The Lozenge ring is designed around an exceptional natural diamond sourced from [Belgium manufacturer] Fima Diamonds, whose approach to stone-cutting is both ambitious and design-driven. The stone is newly cut, with attractive proportions and a striking modified lozenge geometry featuring intricate faceting reminiscent of the Art Deco period. The Double Contour ring is designed around a collector’s existing natural emerald-cut diamond, which they wanted to bring new life to in a way more aligned with their evolving point of view.

As a new designer, how do you position yourself within the high-jewelry market?
My work is situated at the intersection of high jewelry, architecture, and contemporary design. I approach jewelry as a design discipline, applying the same methods and rigor found in architecture or furniture design, but at a different scale and through precious materials.
Each one of my pieces is signed and numbered within a series, and conceived through drawings that articulate the underlying structure and intent. The work resonates with collectors who are interested in both the progression of a designer’s body of work and in the conceptual framework within each piece. These pieces are natural extensions of a collector’s design and art collection, carrying their point of view through objects that can be worn and are not bound to a fixed space.
As a designer, I am influenced by 20th-century pioneers such as Suzanne Belperron and Andrew Grima, as well as figures like Eileen Gray, Donald Judd, and Sol LeWitt, whose work explores how restraint and discipline can generate complexity in design and art. Their work shaped my understanding of what high jewelry could become when approached within a strong design framework.
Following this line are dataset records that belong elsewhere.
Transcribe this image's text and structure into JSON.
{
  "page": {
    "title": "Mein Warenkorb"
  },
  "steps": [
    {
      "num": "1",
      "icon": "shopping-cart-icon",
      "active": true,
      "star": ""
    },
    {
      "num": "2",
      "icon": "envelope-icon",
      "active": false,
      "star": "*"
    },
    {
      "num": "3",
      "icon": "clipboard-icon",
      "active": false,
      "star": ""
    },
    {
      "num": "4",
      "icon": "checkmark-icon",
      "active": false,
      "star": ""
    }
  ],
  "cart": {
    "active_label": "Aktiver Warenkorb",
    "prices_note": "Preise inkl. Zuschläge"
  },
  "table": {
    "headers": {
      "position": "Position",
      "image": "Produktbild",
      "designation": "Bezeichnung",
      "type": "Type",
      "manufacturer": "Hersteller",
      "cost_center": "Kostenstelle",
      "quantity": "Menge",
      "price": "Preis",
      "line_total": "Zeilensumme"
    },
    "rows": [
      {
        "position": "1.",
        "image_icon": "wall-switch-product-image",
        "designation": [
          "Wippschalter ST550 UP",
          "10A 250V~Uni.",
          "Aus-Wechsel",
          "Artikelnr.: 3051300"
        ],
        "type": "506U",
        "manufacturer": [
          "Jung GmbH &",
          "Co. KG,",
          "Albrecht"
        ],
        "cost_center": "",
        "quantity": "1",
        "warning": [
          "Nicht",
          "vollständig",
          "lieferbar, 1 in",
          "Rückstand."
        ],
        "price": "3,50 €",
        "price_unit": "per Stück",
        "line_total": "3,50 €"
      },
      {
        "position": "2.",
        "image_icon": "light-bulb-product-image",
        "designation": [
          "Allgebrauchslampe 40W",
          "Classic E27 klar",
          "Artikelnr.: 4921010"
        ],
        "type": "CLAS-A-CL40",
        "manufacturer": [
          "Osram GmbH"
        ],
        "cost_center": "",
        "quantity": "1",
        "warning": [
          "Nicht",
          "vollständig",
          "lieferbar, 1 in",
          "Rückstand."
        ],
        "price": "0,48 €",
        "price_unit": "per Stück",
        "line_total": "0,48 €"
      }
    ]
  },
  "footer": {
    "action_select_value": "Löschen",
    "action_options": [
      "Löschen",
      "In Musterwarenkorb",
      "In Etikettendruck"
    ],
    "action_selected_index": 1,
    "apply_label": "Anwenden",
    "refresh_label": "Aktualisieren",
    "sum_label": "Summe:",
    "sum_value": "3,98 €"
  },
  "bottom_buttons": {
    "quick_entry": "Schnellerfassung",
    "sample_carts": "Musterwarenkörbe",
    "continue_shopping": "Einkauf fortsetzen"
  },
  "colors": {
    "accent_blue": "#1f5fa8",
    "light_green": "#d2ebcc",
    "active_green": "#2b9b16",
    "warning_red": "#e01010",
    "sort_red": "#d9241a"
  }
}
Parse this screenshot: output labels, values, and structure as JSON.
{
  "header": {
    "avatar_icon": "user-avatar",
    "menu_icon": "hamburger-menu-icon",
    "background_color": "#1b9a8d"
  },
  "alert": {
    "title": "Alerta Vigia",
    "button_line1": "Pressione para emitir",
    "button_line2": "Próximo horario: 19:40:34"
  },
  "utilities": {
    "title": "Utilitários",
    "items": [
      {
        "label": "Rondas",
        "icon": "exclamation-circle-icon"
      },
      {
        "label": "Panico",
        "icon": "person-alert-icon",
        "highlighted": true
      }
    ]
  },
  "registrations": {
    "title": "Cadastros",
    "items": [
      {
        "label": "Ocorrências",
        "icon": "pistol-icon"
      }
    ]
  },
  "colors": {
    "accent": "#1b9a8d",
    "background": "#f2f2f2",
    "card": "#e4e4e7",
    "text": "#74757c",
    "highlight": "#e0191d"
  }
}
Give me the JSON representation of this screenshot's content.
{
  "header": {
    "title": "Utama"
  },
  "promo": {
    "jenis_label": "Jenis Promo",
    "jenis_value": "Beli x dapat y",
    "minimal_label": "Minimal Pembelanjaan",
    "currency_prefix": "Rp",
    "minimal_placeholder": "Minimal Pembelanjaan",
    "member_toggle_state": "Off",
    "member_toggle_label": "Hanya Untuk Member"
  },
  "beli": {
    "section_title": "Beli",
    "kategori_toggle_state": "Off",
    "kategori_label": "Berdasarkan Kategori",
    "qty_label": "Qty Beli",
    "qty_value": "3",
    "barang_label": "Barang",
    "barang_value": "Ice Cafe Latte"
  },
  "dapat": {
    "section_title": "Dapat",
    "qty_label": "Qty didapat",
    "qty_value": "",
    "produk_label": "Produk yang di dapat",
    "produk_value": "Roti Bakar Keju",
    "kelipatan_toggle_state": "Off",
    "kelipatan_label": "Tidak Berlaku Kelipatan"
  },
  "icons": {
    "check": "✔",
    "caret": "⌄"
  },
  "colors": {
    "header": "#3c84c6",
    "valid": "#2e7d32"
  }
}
Among the warm and enthusiastic welcome your first creations received, are there comments that surprised you?
This is not specific to my work, but rather a broader observation that in the context of design, there is still a perception that jewelry lacks a clear “function” [like] architecture, furniture or lighting [has]. I do not agree with that position.
Jewelry, like architecture, is a form of design with inherent longevity, given the durable materials from which both are constructed. Throughout history, some of the oldest surviving forms of design exist at these two polar extremes: architecture and jewelry. As a form of design that exists in immediate contact with the body, jewelry can also capture, carry, and witness personal histories across multiple lifetimes. In this way, jewelry becomes a vessel capable of carrying both intellectual ideas and personal meaning across generations, which is a powerful quality for an object to possess.

How do you see your brand evolving?
I am building a design practice rather than a traditional brand structure. The practice operates in two parts: developing a conceptual framework through which I investigate form, material, and space in relation to the body, and then translating those developed ideas into high-jewelry pieces using exceptional gemstones, precious materials, and refined techniques. My practice is structured through focused series of works, each reflecting a distinct formal inquiry over a defined period.
The nature of my practice requires a slower pace of production, allowing each work to be fully developed. As Contours unfolds, uniquely cut diamonds and precious gemstones are incorporated in new ways, with the concept extended across more areas of the body. As I continue building my body of work, I am continually expanding my knowledge and technical expertise in executing more complex constructions, in collaboration with the ateliers I work with, and aim for the pieces to reflect this evolution over time.